Então veio a guerra. Rebeldes ocuparam os campos de café e, em 1993, Corallo
fugiu com sua mulher e dois filhos para São Tomé. Foi assim que ele encontrou o
caminho do cacau. No início a família morava em uma cabana de madeira na praia
em Príncipe, a ilha menor. Havia tão pouca gente na área que às vezes eles
andavam nus. Em caminhadas pela floresta Corallo encontrou velhas plantas de
cacau, descendentes das primeiras trazidas do Brasil para a África em 1819, por
ordem do rei português.
Essas plantas não são segredo. São menos produtivas que as híbridas modernas
usadas pelo resto da indústria de chocolate, mas os grãos têm um sabor muito
melhor. E para alguém que quer fazer o melhor chocolate o cacau é o mais
importante.
Corallo levou anos para descobrir o método certo. Ele fermenta os grãos durante
duas semanas, como as uvas usadas para fazer vinho. Isso desenvolve seu sabor.

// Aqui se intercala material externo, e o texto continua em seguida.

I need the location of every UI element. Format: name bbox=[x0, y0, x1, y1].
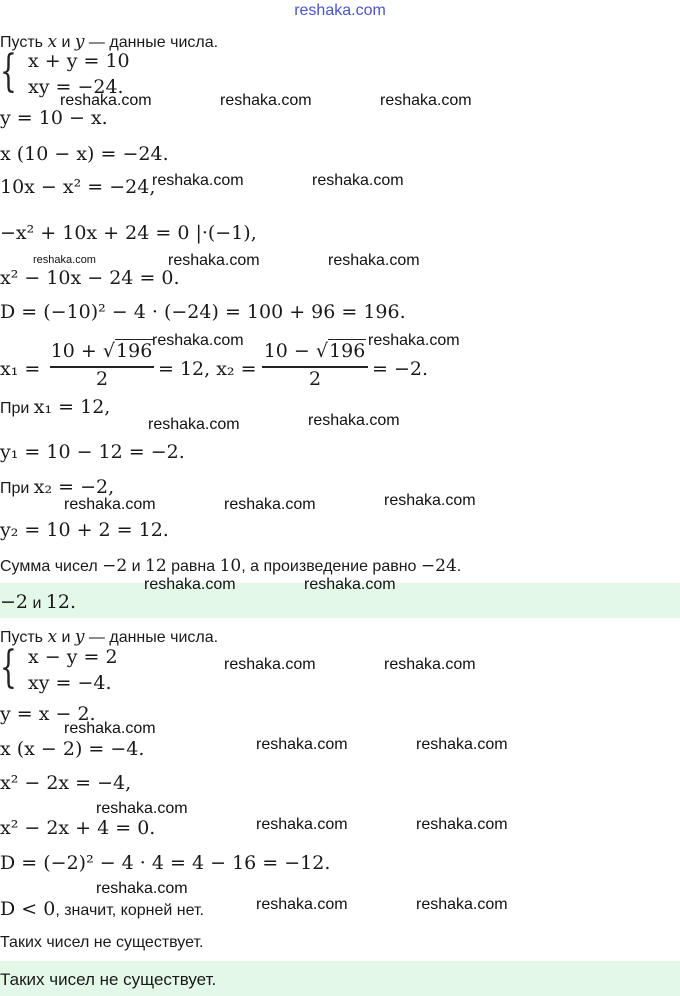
watermark: reshaka.com bbox=[168, 252, 260, 269]
x1-denominator: 2 bbox=[95, 368, 109, 390]
case2-line bbox=[0, 476, 114, 498]
intro-and: и bbox=[57, 34, 75, 51]
y1-line: y₁ = 10 − 12 = −2. bbox=[0, 441, 185, 463]
intro-text: Пусть bbox=[0, 34, 48, 51]
watermark: reshaka.com bbox=[384, 656, 476, 673]
step-line: y = x − 2. bbox=[0, 703, 96, 725]
system-eq2: xy = −24. bbox=[28, 76, 124, 98]
d-math: D < 0 bbox=[0, 898, 56, 920]
conclusion-line bbox=[0, 556, 461, 576]
system-eq1: x − y = 2 bbox=[28, 646, 118, 668]
x1-label: x₁ = bbox=[0, 358, 41, 380]
case-math: x₁ = 12, bbox=[33, 396, 111, 418]
watermark: reshaka.com bbox=[380, 92, 472, 109]
case-math: x₂ = −2, bbox=[33, 476, 115, 498]
step-line: x (x − 2) = −4. bbox=[0, 738, 145, 760]
x2-denominator: 2 bbox=[308, 368, 322, 390]
discriminant-line: D = (−10)² − 4 · (−24) = 100 + 96 = 196. bbox=[0, 301, 406, 323]
sqrt-sign: √ bbox=[102, 340, 116, 362]
number: 12 bbox=[145, 556, 167, 576]
system-eq2: xy = −4. bbox=[28, 672, 112, 694]
watermark: reshaka.com bbox=[256, 816, 348, 833]
answer-text bbox=[0, 591, 76, 613]
system-brace: { bbox=[0, 46, 17, 97]
x1-fraction bbox=[50, 340, 154, 390]
step-line: x² − 2x + 4 = 0. bbox=[0, 817, 156, 839]
watermark: reshaka.com bbox=[304, 576, 396, 593]
system-brace: { bbox=[0, 642, 17, 693]
intro-rest: — данные числа. bbox=[84, 34, 219, 51]
step-line: y = 10 − x. bbox=[0, 107, 108, 129]
answer-box-2 bbox=[0, 961, 680, 996]
text: Сумма чисел bbox=[0, 558, 103, 575]
discriminant-line: D = (−2)² − 4 · 4 = 4 − 16 = −12. bbox=[0, 852, 331, 874]
x2-radicand: 196 bbox=[329, 340, 366, 362]
step-line: 10x − x² = −24, bbox=[0, 176, 156, 198]
watermark: reshaka.com bbox=[148, 416, 240, 433]
watermark: reshaka.com bbox=[328, 252, 420, 269]
y2-line: y₂ = 10 + 2 = 12. bbox=[0, 519, 169, 541]
watermark: reshaka.com bbox=[144, 576, 236, 593]
conclusion-line: Таких чисел не существует. bbox=[0, 934, 204, 951]
watermark: reshaka.com bbox=[416, 816, 508, 833]
answer-and: и bbox=[28, 595, 46, 612]
problem1-intro bbox=[0, 32, 218, 52]
watermark: reshaka.com bbox=[220, 92, 312, 109]
intro-text: Пусть bbox=[0, 629, 48, 646]
watermark: reshaka.com bbox=[416, 896, 508, 913]
watermark: reshaka.com bbox=[308, 412, 400, 429]
answer-number: 12. bbox=[45, 591, 77, 613]
answer-text: Таких чисел не существует. bbox=[0, 970, 217, 989]
text: , а произведение равно bbox=[241, 558, 421, 575]
step-line: −x² + 10x + 24 = 0 |·(−1), bbox=[0, 222, 257, 244]
var-x: x bbox=[47, 32, 58, 52]
number: −2 bbox=[102, 556, 128, 576]
text: и bbox=[127, 558, 146, 575]
step-line: x² − 2x = −4, bbox=[0, 772, 132, 794]
intro-rest: — данные числа. bbox=[84, 629, 219, 646]
watermark: reshaka.com bbox=[416, 736, 508, 753]
watermark: reshaka.com bbox=[96, 880, 188, 897]
x2-numerator: 10 − bbox=[263, 340, 316, 362]
watermark: reshaka.com bbox=[312, 172, 404, 189]
d-text: , значит, корней нет. bbox=[55, 902, 204, 919]
case-word: При bbox=[0, 400, 34, 417]
x1-radicand: 196 bbox=[116, 340, 153, 362]
x2-fraction bbox=[262, 340, 368, 390]
system-eq1: x + y = 10 bbox=[28, 50, 130, 72]
var-y: y bbox=[74, 627, 85, 647]
watermark: reshaka.com bbox=[152, 172, 244, 189]
watermark: reshaka.com bbox=[256, 736, 348, 753]
discriminant-conclusion bbox=[0, 898, 204, 920]
watermark: reshaka.com bbox=[60, 92, 152, 109]
case-word: При bbox=[0, 480, 34, 497]
number: 10 bbox=[219, 556, 242, 576]
watermark: reshaka.com bbox=[384, 492, 476, 509]
watermark: reshaka.com bbox=[64, 720, 156, 737]
var-x: x bbox=[47, 627, 58, 647]
site-header[interactable]: reshaka.com bbox=[294, 2, 386, 19]
watermark: reshaka.com bbox=[96, 800, 188, 817]
watermark: reshaka.com bbox=[33, 254, 96, 266]
step-line: x² − 10x − 24 = 0. bbox=[0, 267, 180, 289]
answer-number: −2 bbox=[0, 591, 29, 613]
watermark: reshaka.com bbox=[152, 332, 244, 349]
watermark: reshaka.com bbox=[224, 496, 316, 513]
x2-tail: = −2. bbox=[372, 358, 429, 380]
x1-numerator: 10 + bbox=[50, 340, 103, 362]
step-line: x (10 − x) = −24. bbox=[0, 143, 169, 165]
sqrt-sign: √ bbox=[315, 340, 329, 362]
case1-line bbox=[0, 396, 110, 418]
watermark: reshaka.com bbox=[368, 332, 460, 349]
problem2-intro bbox=[0, 627, 218, 647]
watermark: reshaka.com bbox=[224, 656, 316, 673]
text: равна bbox=[166, 558, 220, 575]
x1-tail: = 12, x₂ = bbox=[158, 358, 257, 380]
text: . bbox=[456, 558, 462, 575]
intro-and: и bbox=[57, 629, 75, 646]
number: −24 bbox=[420, 556, 457, 576]
watermark: reshaka.com bbox=[64, 496, 156, 513]
watermark: reshaka.com bbox=[256, 896, 348, 913]
var-y: y bbox=[74, 32, 85, 52]
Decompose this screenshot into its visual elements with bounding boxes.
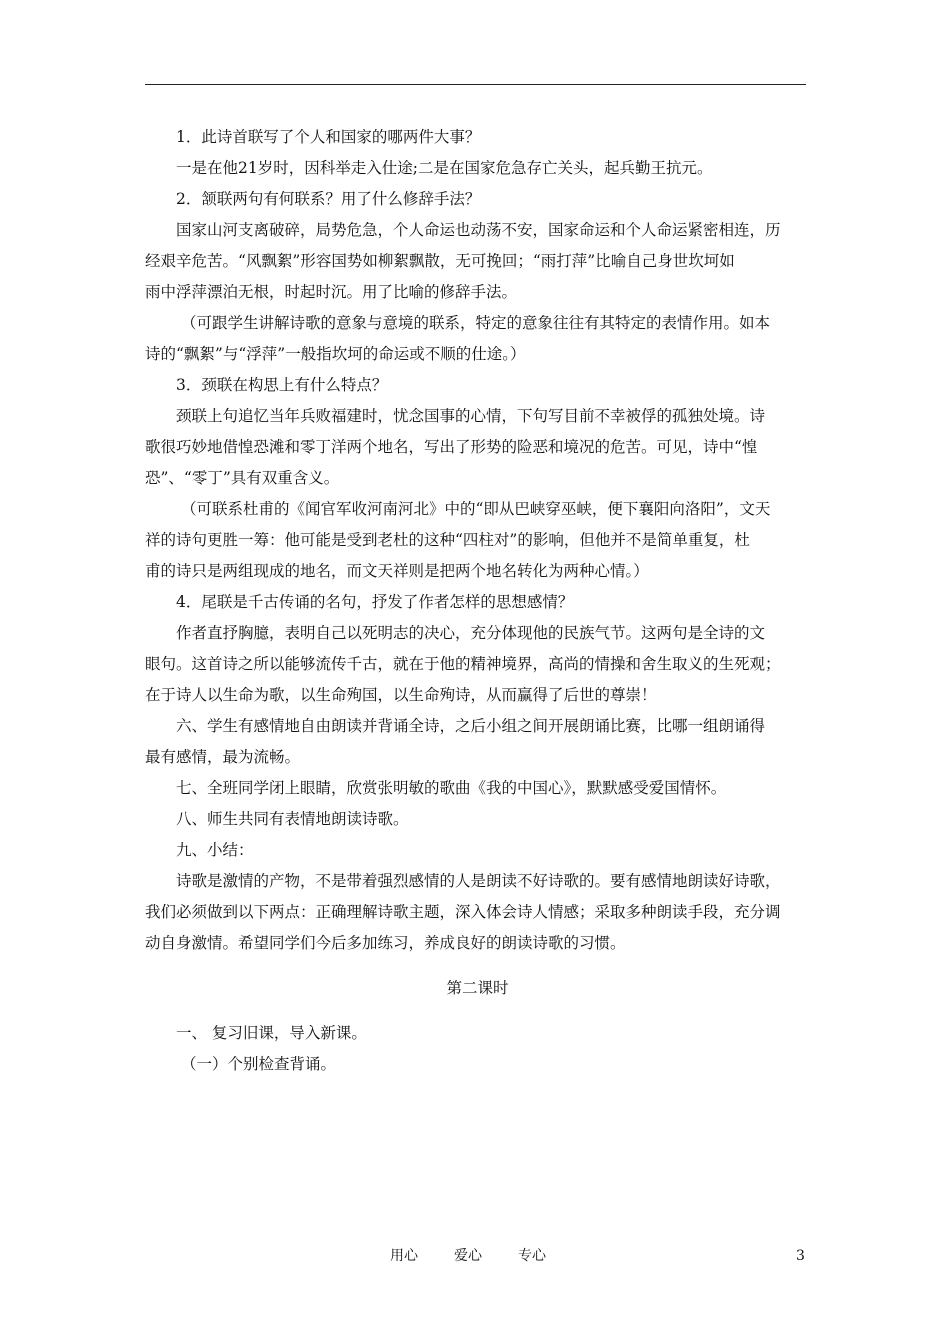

Dificilmente alguém fermenta os grãos tanto tempo quanto ele.
Depois eles são secos em um forno e mulheres de aventais e máscaras brancas
sacodem os grãos e removem manualmente as sementes amargas. Um ventilador
caseiro sopra a poeira fina dos grãos. A pasta de cacau é feita no final. A
maioria dos outros detalhes é secreta.
Corallo não gosta de lidar com a parte comercial da coisa, o que talvez explique
por que sua empresa não floresceu. Ele não fala inglês e raramente vai à Europa,
que acha que mudou para pior. Refere-se a Florença, sua cidade natal, como uma
Disneylândia para turistas, um lugar sobrecarregado de luxo, onde "não existem
mais carros normais".
Corallo é um perfeccionista, um homem obcecado pelo sabor e os resultados. Não é
uma pessoa fácil de se conviver. Sua mulher se divorciou há pouco tempo e hoje
vive em Lisboa.
Ele pega seu facão e sobe em seu Fiat Cinquecento turquesa, pronto para dirigir
até a plantação. "Acredito que a indústria de chocolate tem medo de nós. E deve
ter mesmo. Quer um pouco mais de 75% com pedacinhos de cacau?"